Print This RecipeLime Cornmeal Cookies
Adapted from Southern Living
Ingredients
1 1/4 cups flour (I used Gluten Free, Red Bob Mills all purpose baking flour)
1/2 cup plain yellow cornmeal
1/2 cup butter, softened
1/2 cup sugar (I used 1/3 cup Agave)
1 large egg
1 tablespoon lime zest
1 tablespoon fresh lime juice
1/2 teaspoon vanilla extractCombine flour and cornmeal. Beat butter and sugar (Agave) at medium speed with an electric mixer until light and fluffy. Add egg and next 3 ingredients, beating until blended. Gradually add flour mixture, beating just until blended after each addition. Cover and chill dough 1 hour.
Shape dough into a 12-inch log using wax paper.
Preheat oven to 375°F. Cut log into 1/4-inch-thick slices. Place 1 inch apart on ungreased baking sheets. Bake 12 minutes or until set. Transfer to wire racks; cool completely (about 15 minutes). Drizzle with a little agave or honey.
I am happy to list this post @
From the Land of Monkeys “Mouth Watering Mondays”
Balancing Beauty and Bedlam “Tasty Tuesday”
Real Sustenance, “Seasonal Sundays”
Simply Sugar and Gluten Free, “Slightly Indulgent”
All the Small Stuff, “Tuesday at the Table”
Life as Mom “Recipe Swap”
Grocery Cart Challenge ”Recipe Swap”
Designs by Gollum “Foodie Friday”
and “Ann Kroeker “Food on Fridays”
I am completely intrigued! If they aren’t too sweet – do you think they would be good with chili or spicy soups?

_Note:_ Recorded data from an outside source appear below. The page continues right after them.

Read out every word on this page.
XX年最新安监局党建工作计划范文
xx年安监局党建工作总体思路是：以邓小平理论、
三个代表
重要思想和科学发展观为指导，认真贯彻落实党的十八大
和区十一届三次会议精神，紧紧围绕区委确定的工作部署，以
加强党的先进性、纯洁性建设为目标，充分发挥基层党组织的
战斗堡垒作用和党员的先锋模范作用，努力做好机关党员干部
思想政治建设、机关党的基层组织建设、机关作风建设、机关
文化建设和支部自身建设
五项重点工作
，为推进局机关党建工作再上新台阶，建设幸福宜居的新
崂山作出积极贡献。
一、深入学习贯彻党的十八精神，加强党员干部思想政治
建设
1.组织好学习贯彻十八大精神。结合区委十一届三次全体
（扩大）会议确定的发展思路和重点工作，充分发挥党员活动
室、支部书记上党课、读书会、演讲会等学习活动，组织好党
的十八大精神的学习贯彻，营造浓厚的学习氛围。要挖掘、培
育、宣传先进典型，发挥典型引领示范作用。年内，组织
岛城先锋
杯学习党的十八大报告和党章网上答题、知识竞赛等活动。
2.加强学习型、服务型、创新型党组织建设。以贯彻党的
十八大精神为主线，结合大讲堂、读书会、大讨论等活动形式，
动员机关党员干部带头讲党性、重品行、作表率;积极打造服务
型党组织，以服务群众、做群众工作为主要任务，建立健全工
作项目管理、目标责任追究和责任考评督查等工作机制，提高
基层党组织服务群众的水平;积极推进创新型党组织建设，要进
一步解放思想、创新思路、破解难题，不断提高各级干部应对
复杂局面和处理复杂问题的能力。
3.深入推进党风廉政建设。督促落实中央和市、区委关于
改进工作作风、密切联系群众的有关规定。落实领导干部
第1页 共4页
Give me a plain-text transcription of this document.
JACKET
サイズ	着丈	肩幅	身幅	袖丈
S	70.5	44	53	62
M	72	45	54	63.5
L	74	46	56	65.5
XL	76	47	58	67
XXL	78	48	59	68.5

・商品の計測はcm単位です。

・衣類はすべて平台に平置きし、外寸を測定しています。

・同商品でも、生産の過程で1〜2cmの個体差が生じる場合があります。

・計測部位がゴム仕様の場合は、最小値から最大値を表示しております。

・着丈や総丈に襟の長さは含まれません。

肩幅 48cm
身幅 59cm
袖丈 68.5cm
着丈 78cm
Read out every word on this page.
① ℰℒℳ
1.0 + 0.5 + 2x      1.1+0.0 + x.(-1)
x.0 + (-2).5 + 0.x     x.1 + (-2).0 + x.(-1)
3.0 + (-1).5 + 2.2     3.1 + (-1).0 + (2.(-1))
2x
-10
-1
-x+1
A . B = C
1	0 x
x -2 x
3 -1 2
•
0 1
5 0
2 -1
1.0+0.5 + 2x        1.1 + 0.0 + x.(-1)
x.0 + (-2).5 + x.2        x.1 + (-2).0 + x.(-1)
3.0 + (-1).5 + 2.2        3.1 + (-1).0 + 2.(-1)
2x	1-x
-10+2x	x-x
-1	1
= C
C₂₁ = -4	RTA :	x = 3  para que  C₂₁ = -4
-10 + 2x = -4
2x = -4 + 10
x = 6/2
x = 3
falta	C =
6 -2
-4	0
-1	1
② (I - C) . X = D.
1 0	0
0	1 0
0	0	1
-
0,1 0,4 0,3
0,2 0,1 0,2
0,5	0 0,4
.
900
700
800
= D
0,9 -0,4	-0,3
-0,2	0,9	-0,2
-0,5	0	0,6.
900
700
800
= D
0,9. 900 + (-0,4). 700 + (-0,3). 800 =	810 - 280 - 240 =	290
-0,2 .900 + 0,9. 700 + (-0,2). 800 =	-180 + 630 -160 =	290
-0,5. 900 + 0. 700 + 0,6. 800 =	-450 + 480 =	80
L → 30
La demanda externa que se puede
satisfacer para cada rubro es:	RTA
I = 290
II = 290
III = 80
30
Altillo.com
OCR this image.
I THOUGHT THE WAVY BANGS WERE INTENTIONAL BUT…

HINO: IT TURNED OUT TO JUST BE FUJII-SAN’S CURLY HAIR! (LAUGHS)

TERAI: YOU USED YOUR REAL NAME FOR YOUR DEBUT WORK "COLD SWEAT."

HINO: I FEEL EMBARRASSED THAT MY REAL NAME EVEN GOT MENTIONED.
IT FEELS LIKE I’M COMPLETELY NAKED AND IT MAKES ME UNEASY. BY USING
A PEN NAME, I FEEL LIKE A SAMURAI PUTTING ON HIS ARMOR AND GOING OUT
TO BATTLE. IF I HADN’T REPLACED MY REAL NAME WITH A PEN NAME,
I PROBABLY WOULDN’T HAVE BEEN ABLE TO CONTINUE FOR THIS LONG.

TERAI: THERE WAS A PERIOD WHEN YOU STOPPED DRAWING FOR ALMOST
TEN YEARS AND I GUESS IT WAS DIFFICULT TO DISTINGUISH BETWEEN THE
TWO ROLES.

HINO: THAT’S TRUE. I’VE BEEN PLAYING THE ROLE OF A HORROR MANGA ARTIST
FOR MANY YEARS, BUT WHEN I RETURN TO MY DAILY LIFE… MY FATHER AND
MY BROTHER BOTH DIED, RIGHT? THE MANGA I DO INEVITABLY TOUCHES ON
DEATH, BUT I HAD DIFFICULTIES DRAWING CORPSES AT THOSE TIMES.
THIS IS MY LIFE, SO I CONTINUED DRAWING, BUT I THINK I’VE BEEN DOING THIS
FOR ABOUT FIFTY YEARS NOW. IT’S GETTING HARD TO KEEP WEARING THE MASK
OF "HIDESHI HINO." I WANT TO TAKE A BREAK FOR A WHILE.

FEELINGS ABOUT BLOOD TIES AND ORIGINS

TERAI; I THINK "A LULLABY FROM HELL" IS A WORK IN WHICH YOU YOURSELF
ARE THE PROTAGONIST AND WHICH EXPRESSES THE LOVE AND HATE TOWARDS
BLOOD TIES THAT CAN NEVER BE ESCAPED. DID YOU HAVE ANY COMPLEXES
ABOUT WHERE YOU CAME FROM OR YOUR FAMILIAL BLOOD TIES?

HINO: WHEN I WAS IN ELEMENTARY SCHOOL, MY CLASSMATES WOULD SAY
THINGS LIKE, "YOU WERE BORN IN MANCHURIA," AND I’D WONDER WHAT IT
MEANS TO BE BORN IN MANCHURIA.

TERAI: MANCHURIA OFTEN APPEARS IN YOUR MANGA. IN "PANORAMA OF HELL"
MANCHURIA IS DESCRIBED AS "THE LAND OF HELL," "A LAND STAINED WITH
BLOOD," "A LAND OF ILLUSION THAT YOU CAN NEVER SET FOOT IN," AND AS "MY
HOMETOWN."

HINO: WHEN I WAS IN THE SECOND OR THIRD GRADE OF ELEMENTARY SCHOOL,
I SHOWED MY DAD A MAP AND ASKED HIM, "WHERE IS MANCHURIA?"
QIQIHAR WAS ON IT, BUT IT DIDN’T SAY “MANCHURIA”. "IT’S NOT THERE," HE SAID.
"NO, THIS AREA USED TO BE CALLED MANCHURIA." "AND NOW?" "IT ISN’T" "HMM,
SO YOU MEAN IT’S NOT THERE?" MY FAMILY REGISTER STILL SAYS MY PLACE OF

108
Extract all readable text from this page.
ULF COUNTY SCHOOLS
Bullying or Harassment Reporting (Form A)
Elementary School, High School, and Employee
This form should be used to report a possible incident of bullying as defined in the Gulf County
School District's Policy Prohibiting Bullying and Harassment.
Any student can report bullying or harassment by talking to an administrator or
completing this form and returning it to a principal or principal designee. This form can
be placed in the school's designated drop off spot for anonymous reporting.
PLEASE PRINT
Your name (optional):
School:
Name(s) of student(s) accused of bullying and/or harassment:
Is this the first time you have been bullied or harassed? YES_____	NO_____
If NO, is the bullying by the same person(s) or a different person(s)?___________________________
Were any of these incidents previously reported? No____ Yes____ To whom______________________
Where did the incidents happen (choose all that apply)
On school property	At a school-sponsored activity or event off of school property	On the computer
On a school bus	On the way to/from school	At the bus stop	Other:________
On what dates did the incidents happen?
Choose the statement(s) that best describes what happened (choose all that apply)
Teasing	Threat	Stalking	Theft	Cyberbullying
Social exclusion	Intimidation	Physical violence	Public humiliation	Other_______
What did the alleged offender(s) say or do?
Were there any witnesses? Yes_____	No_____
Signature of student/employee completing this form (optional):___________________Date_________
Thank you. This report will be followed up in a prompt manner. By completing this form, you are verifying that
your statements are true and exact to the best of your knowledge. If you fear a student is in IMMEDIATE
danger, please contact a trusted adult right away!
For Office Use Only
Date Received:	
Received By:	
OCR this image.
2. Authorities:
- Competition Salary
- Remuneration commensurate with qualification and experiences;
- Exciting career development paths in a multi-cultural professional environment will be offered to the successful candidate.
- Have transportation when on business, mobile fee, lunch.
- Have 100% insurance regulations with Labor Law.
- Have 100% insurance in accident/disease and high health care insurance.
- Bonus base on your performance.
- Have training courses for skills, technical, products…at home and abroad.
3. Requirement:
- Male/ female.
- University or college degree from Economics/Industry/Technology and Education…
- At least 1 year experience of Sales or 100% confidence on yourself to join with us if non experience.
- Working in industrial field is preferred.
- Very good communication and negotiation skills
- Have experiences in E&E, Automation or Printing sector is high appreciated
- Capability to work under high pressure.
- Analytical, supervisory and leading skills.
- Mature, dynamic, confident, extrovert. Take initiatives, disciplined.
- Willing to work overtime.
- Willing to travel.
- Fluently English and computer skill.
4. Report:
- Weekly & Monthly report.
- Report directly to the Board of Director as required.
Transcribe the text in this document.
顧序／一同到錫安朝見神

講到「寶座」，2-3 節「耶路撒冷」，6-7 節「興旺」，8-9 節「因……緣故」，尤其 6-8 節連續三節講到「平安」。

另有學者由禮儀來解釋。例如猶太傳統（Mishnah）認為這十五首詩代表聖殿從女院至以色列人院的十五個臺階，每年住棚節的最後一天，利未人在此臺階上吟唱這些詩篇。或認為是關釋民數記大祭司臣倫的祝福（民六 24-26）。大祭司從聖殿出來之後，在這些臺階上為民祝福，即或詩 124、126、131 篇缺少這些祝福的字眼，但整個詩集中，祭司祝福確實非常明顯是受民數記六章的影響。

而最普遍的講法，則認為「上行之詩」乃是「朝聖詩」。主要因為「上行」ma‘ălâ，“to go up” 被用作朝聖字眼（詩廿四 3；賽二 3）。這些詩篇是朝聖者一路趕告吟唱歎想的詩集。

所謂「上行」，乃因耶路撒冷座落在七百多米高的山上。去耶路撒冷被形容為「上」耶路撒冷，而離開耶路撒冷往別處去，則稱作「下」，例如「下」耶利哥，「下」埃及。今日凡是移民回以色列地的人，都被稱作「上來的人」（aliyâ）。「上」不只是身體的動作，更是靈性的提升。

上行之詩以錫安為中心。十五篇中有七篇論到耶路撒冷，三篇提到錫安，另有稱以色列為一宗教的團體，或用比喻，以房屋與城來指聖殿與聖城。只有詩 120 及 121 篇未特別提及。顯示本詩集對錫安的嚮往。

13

Ooooo…what a neat combination:-)
@Kristen, I hadn’t thought of that, but I bet your right, they would be good with chili or a mexican style soup.
I agree with what Susie Said! Such a cool combination.
Wanted to also invite you to participate in a weekly event that I host entitled Seasonal Sundays. This recipe fits into the theme oh so perfectly- (yay for Limes 🙂
Cant wait to try these cookies. they have been bookmarked!!
xo, Brittany
Those look awesome! They remind me of a shortbread cookie. YUM!
BTW: I just made the Cherry Almond cookies again, but this time I used honey instead of sugar. Couldn’t tell a difference, they were amazing!
intriguing…not sure if im intrigued enough to try them though!
This sounds wonderful. I can see the lime and cornmeal meshing to make a fantastic flavor. Would you consider linking this to Let’s Do Brunch. This is a perfect cookie to have then.
http://sweetsav.blogspot.com/2011/01/lets-do-brunch-11.html
YUM!
I’m actually here looking for advice, lol. I made jambalaya today for the first time using johnsonville brats, shrimp, tomatos, onion, and rice. (and beef boullion) Although it was really good, it’s missing something. So…I’m here looking for sides, lol. Any suggestions would be great!
made these last weekend…they were great! just the right amount of sweet!